The root of the problem is that the ISPs want to offer consumers more content and flexibility for less money (and pay the labels less) than the labels are willing to countenance.

But most UK ISPs have good reason for having high demands, as do many other continental European ISPs. They’ve been burnt once, launching poorly featured, weakly differentiated services near the turn of the century. Their inadequacies (and the subsequent failures) weren’t the fault of the ISPs per se, rather they were products of their time, restricted to the terms that the major record labels were willing to countenance back then. (e.g. 99 cents downloads that could only be played on your computer)

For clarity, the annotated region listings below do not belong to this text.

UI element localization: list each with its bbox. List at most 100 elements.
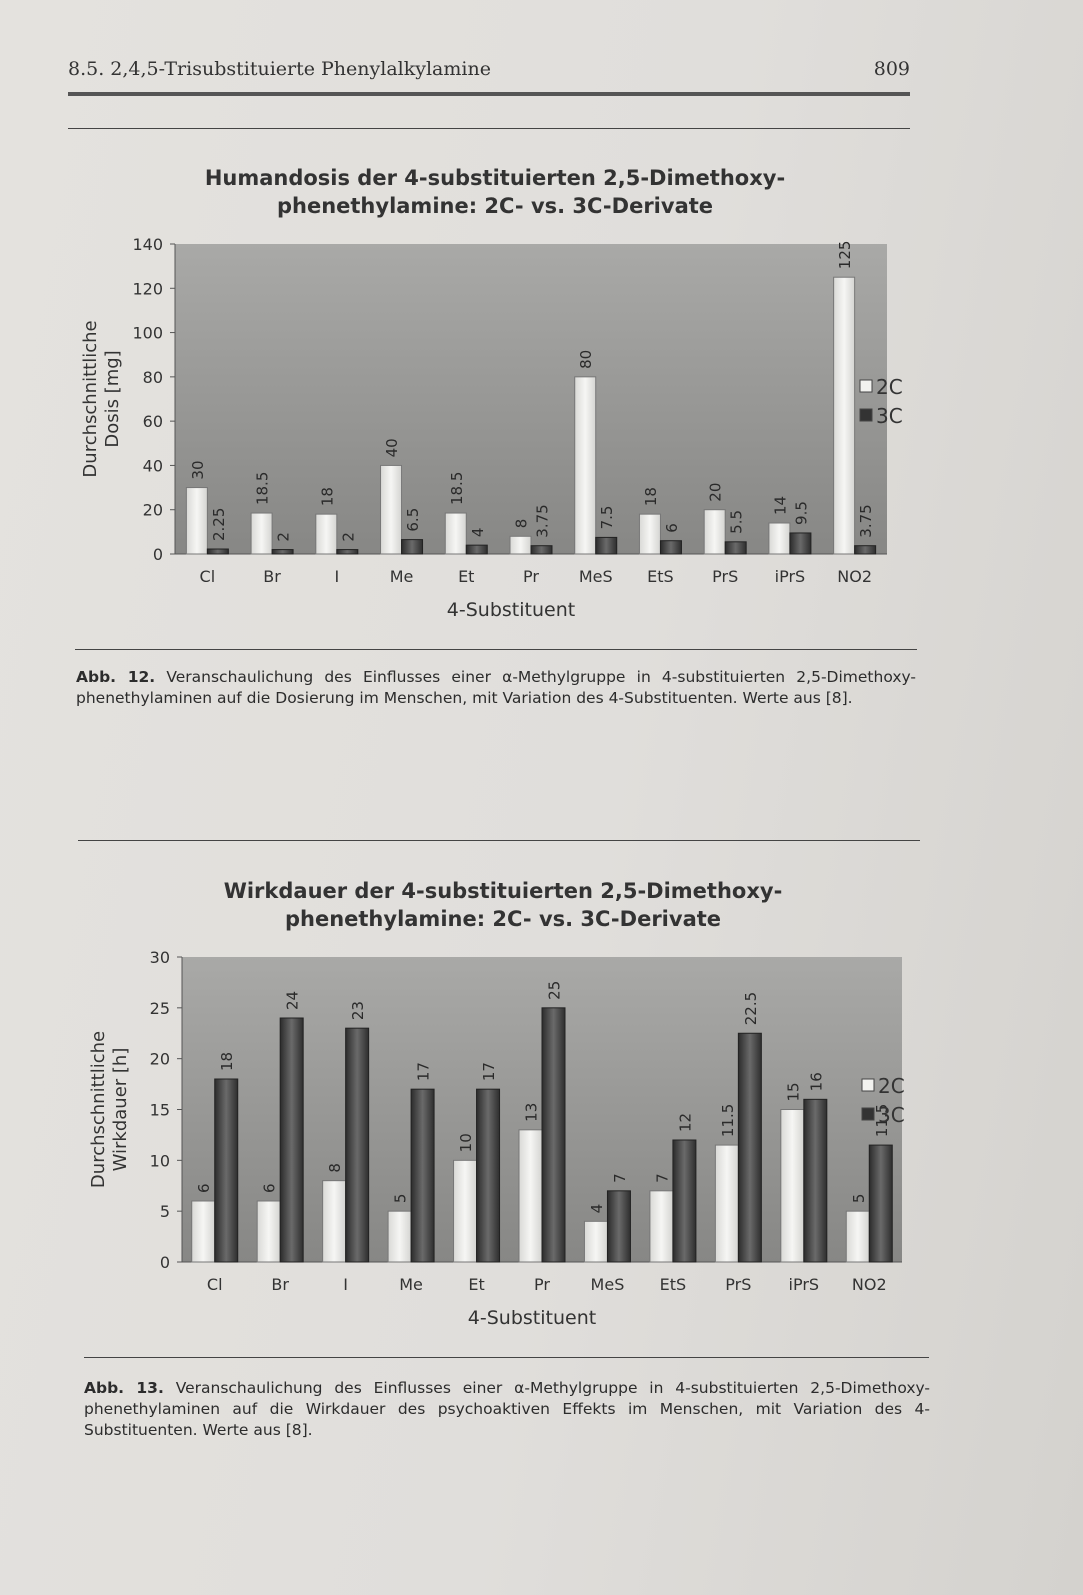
bar-2c bbox=[574, 376, 597, 555]
data-label: 18 bbox=[318, 487, 336, 506]
bar-3c bbox=[724, 541, 747, 555]
bar-2c bbox=[191, 1200, 216, 1263]
data-label: 8 bbox=[513, 519, 531, 529]
y-tick-label: 60 bbox=[143, 412, 163, 431]
x-tick-label: I bbox=[334, 567, 339, 586]
data-label: 6.5 bbox=[404, 508, 422, 532]
data-label: 11.5 bbox=[873, 1104, 891, 1137]
caption-text: Veranschaulichung des Einflusses einer α… bbox=[76, 668, 916, 707]
bar-2c bbox=[845, 1210, 870, 1263]
y-tick-label: 120 bbox=[132, 279, 163, 298]
figure-caption-13: Abb. 13. Veranschaulichung des Einflusse… bbox=[84, 1378, 930, 1441]
rule-top-chart2 bbox=[78, 840, 920, 841]
bar-2c bbox=[518, 1129, 543, 1263]
bar-3c bbox=[868, 1144, 893, 1263]
bar-3c bbox=[672, 1139, 697, 1263]
bar-2c bbox=[250, 512, 273, 555]
chart-title: Humandosis der 4-substituierten 2,5-Dime… bbox=[204, 166, 786, 218]
bar-2c bbox=[509, 535, 532, 555]
data-label: 9.5 bbox=[792, 501, 810, 525]
bar-2c bbox=[714, 1144, 739, 1263]
caption-label: Abb. 13. bbox=[84, 1379, 164, 1397]
legend-swatch-2c bbox=[861, 1078, 875, 1092]
data-label: 22.5 bbox=[742, 992, 760, 1025]
page-number: 809 bbox=[873, 58, 910, 80]
data-label: 13 bbox=[523, 1103, 541, 1122]
y-axis-label: DurchschnittlicheDosis [mg] bbox=[80, 320, 123, 477]
y-tick-label: 0 bbox=[160, 1253, 170, 1272]
x-tick-label: Br bbox=[271, 1275, 289, 1294]
bar-3c bbox=[279, 1017, 304, 1263]
data-label: 4 bbox=[469, 528, 487, 538]
bar-3c bbox=[789, 532, 812, 555]
data-label: 2.25 bbox=[210, 508, 228, 541]
legend-swatch-3c bbox=[861, 1107, 875, 1121]
duration-chart-svg: 0 5 10 15 20 25 30 DurchschnittlicheWirkdauer [… bbox=[88, 948, 905, 1329]
y-tick-label: 0 bbox=[153, 545, 163, 564]
bar-3c bbox=[595, 536, 618, 555]
bar-2c bbox=[322, 1180, 347, 1263]
bar-2c bbox=[444, 512, 467, 555]
x-axis-label: 4-Substituent bbox=[468, 1307, 596, 1329]
dose-chart: Humandosis der 4-substituierten 2,5-Dime… bbox=[70, 160, 920, 630]
bar-2c bbox=[703, 509, 726, 555]
data-label: 11.5 bbox=[719, 1104, 737, 1137]
y-tick-label: 100 bbox=[132, 324, 163, 343]
x-tick-label: EtS bbox=[660, 1275, 687, 1294]
data-label: 18 bbox=[218, 1052, 236, 1071]
bar-3c bbox=[541, 1007, 566, 1263]
y-tick-label: 30 bbox=[150, 948, 170, 967]
bar-2c bbox=[315, 513, 338, 555]
x-tick-label: Cl bbox=[200, 567, 216, 586]
data-label: 17 bbox=[480, 1062, 498, 1081]
data-label: 3.75 bbox=[857, 504, 875, 537]
data-label: 7.5 bbox=[598, 506, 616, 530]
dose-chart-svg: 0 20 40 60 80 100 120 140 DurchschnittlicheDosis… bbox=[80, 235, 903, 621]
data-label: 23 bbox=[349, 1001, 367, 1020]
bar-3c bbox=[401, 539, 424, 555]
y-tick-label: 40 bbox=[143, 456, 163, 475]
x-tick-label: PrS bbox=[725, 1275, 751, 1294]
data-label: 80 bbox=[577, 350, 595, 369]
bar-2c bbox=[780, 1109, 805, 1263]
data-label: 125 bbox=[836, 241, 854, 270]
figure-caption-12: Abb. 12. Veranschaulichung des Einflusse… bbox=[76, 667, 916, 709]
data-label: 12 bbox=[676, 1113, 694, 1132]
data-label: 6 bbox=[195, 1183, 213, 1193]
bar-2c bbox=[453, 1159, 478, 1263]
legend-entry: 2C bbox=[878, 1074, 905, 1098]
data-label: 2 bbox=[339, 532, 357, 542]
bar-3c bbox=[465, 544, 488, 555]
bar-3c bbox=[737, 1032, 762, 1263]
x-tick-label: EtS bbox=[647, 567, 674, 586]
bar-2c bbox=[380, 464, 403, 555]
running-head-title: 8.5. 2,4,5-Trisubstituierte Phenylalkyla… bbox=[68, 58, 491, 80]
x-tick-label: Cl bbox=[207, 1275, 223, 1294]
bar-2c bbox=[833, 276, 856, 555]
bar-3c bbox=[345, 1027, 370, 1263]
y-tick-label: 25 bbox=[150, 999, 170, 1018]
y-tick-label: 20 bbox=[143, 501, 163, 520]
data-label: 15 bbox=[784, 1082, 802, 1101]
bar-3c bbox=[476, 1088, 501, 1263]
x-tick-label: NO2 bbox=[852, 1275, 887, 1294]
x-tick-label: Pr bbox=[534, 1275, 550, 1294]
data-label: 30 bbox=[189, 460, 207, 479]
bar-3c bbox=[271, 549, 294, 555]
data-label: 17 bbox=[415, 1062, 433, 1081]
data-label: 25 bbox=[546, 981, 564, 1000]
bar-2c bbox=[256, 1200, 281, 1263]
data-label: 16 bbox=[807, 1072, 825, 1091]
bar-3c bbox=[530, 545, 553, 555]
y-tick-label: 140 bbox=[132, 235, 163, 254]
data-label: 7 bbox=[653, 1173, 671, 1183]
x-tick-label: iPrS bbox=[775, 567, 806, 586]
rule-bottom-chart2 bbox=[84, 1357, 929, 1358]
legend-swatch-2c bbox=[859, 379, 873, 393]
data-label: 3.75 bbox=[534, 504, 552, 537]
data-label: 14 bbox=[771, 496, 789, 515]
data-label: 24 bbox=[284, 991, 302, 1010]
x-tick-label: NO2 bbox=[837, 567, 872, 586]
data-label: 6 bbox=[261, 1183, 279, 1193]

Apple changed the rules of the game and the failings of the ISP services were only accentuated.

The ISPs know now that if they get back in the game they have to be differentiated and be able to compete with Apple. But they also know that most of their file sharing subscribers are unlikely to be able or willing to pay much either. So the ISPs want compelling (ideally MP3) services that cost little or nothing to consumers. The labels business models can’t support that model without the ISPs picking up a lot of the cost, which they can’t afford to do due to falling broadband ARPU.

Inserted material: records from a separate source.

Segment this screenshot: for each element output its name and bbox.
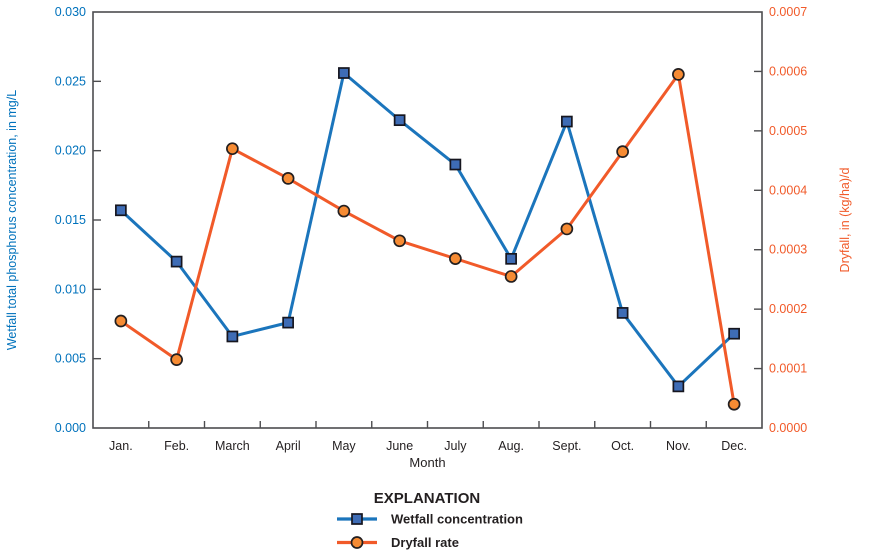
month-label: March (215, 439, 250, 453)
right-axis-tick-label: 0.0007 (769, 5, 807, 19)
left-axis-tick-label: 0.030 (55, 5, 86, 19)
month-label: Sept. (552, 439, 581, 453)
data-point-square (505, 252, 517, 265)
right-axis-tick-label: 0.0003 (769, 243, 807, 257)
legend-title: EXPLANATION (374, 490, 480, 507)
data-point-square (115, 204, 127, 217)
data-point-square (170, 255, 183, 268)
month-label: Jan. (109, 439, 133, 453)
data-point-circle (672, 68, 685, 81)
data-point-circle (616, 145, 629, 159)
data-point-square (561, 115, 573, 128)
left-axis-tick-label: 0.000 (55, 421, 86, 435)
data-point-square (282, 316, 294, 329)
right-axis-tick-label: 0.0000 (769, 421, 807, 435)
data-point-circle (226, 142, 239, 156)
data-point-square (616, 307, 629, 319)
right-axis-tick-label: 0.0002 (769, 302, 807, 316)
month-label: Aug. (498, 439, 524, 453)
data-point-square (338, 67, 350, 79)
series-line-dryfall (119, 72, 736, 406)
data-point-circle (281, 172, 295, 185)
month-label: Dec. (721, 439, 747, 453)
legend-entry-label: Wetfall concentration (391, 512, 523, 527)
right-axis-tick-label: 0.0004 (769, 183, 807, 197)
month-label: Oct. (611, 439, 634, 453)
month-label: May (332, 439, 356, 453)
series-line-wetfall (119, 71, 736, 388)
month-label: Feb. (164, 439, 189, 453)
left-axis-title: Wetfall total phosphorus concentration, … (5, 90, 19, 350)
data-point-square (449, 158, 462, 171)
legend-entry-label: Dryfall rate (391, 535, 459, 550)
month-label: June (386, 439, 413, 453)
left-axis-tick-label: 0.015 (55, 213, 86, 227)
data-point-square (226, 330, 239, 343)
month-label: April (276, 439, 301, 453)
data-point-circle (727, 397, 741, 411)
data-point-square (672, 380, 685, 393)
left-axis-tick-label: 0.005 (55, 352, 86, 366)
right-axis-tick-label: 0.0001 (769, 362, 807, 376)
data-point-circle (114, 314, 128, 328)
legend-marker-circle (350, 536, 364, 549)
data-point-circle (449, 252, 462, 265)
left-axis-tick-label: 0.025 (55, 74, 86, 88)
month-label: July (444, 439, 467, 453)
left-axis-tick-label: 0.010 (55, 282, 86, 296)
right-axis-tick-label: 0.0005 (769, 124, 807, 138)
data-point-circle (504, 270, 518, 283)
data-point-circle (393, 234, 406, 248)
legend: EXPLANATION Wetfall concentration Dryfall … (337, 490, 523, 550)
data-point-circle (170, 353, 183, 367)
left-axis-tick-label: 0.020 (55, 144, 86, 158)
data-point-square (728, 327, 740, 340)
data-point-circle (337, 204, 351, 218)
right-axis-title: Dryfall, in (kg/ha)/d (838, 168, 852, 273)
data-point-circle (560, 222, 574, 236)
right-axis-tick-label: 0.0006 (769, 64, 807, 78)
month-label: Nov. (666, 439, 691, 453)
legend-marker-square (351, 513, 363, 525)
x-axis-title: Month (409, 455, 445, 470)
data-point-square (393, 114, 406, 127)
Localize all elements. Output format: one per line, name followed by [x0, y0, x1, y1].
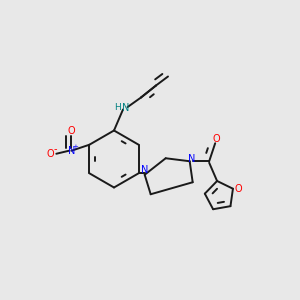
Text: N: N — [68, 146, 75, 156]
Text: O: O — [235, 184, 242, 194]
Text: -: - — [53, 144, 57, 154]
Text: N: N — [188, 154, 196, 164]
Text: O: O — [46, 149, 54, 159]
Text: N: N — [122, 103, 130, 113]
Text: O: O — [213, 134, 220, 144]
Text: +: + — [72, 144, 78, 150]
Text: H: H — [114, 103, 121, 112]
Text: N: N — [141, 165, 148, 175]
Text: O: O — [68, 126, 75, 136]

So we’re in a stalemate that nobody really expected to be in. (Indeed back in the summer of last year BMR CEO Feargal Sharkey said he expected to have something to announce “within a matter of weeks”). The labels thought the ISPs would lap up what they had to offer, and the ISPs thought they’d get more. The record labels are not about to change the fundamentals of how they value their IP, but there are some viable mid term compromises that can get us out of this malaise:

  • A series of Joint Ventures: MySpace have created a blue print for using this approach to get favourable licensing terms to deliver free music that wouldn’t have been financially viable otherwise. And the labels get lots of potential upside and to extend their role in the value chain. JVs would bind the ISPs and labels closer together, create common purpose and engender greater strategic flexibility.
  • Focus on free, not MP3: the success of Spotify has shown that MP3 isn’t everything. Free music streaming with good catalogue and easy to use UI is actually a winning formula. The business case for hiding the cost of a streaming service in the access subscription is a lot stronger than for MP3 downloads
  • Leverage all elements of the multiplay: ISPs typically have multiple products (TV, mobile etc.). Fully leverage these. Creating a compelling music offering means going beyond a balkanized online vs mobile vs TV strategy. Fully integrate and actually drive other business areas in the process e.g. extending a streaming music offering to mobile via an on-handset app will drive mobile data usage

Time is of the essence: every day that goes by, file sharing grows in popularity and becomes more entrenched. So agreeing on intermediate solutions with a view to a longer term roadmap is far favourable to stalling until the perfect solution can be agreed upon.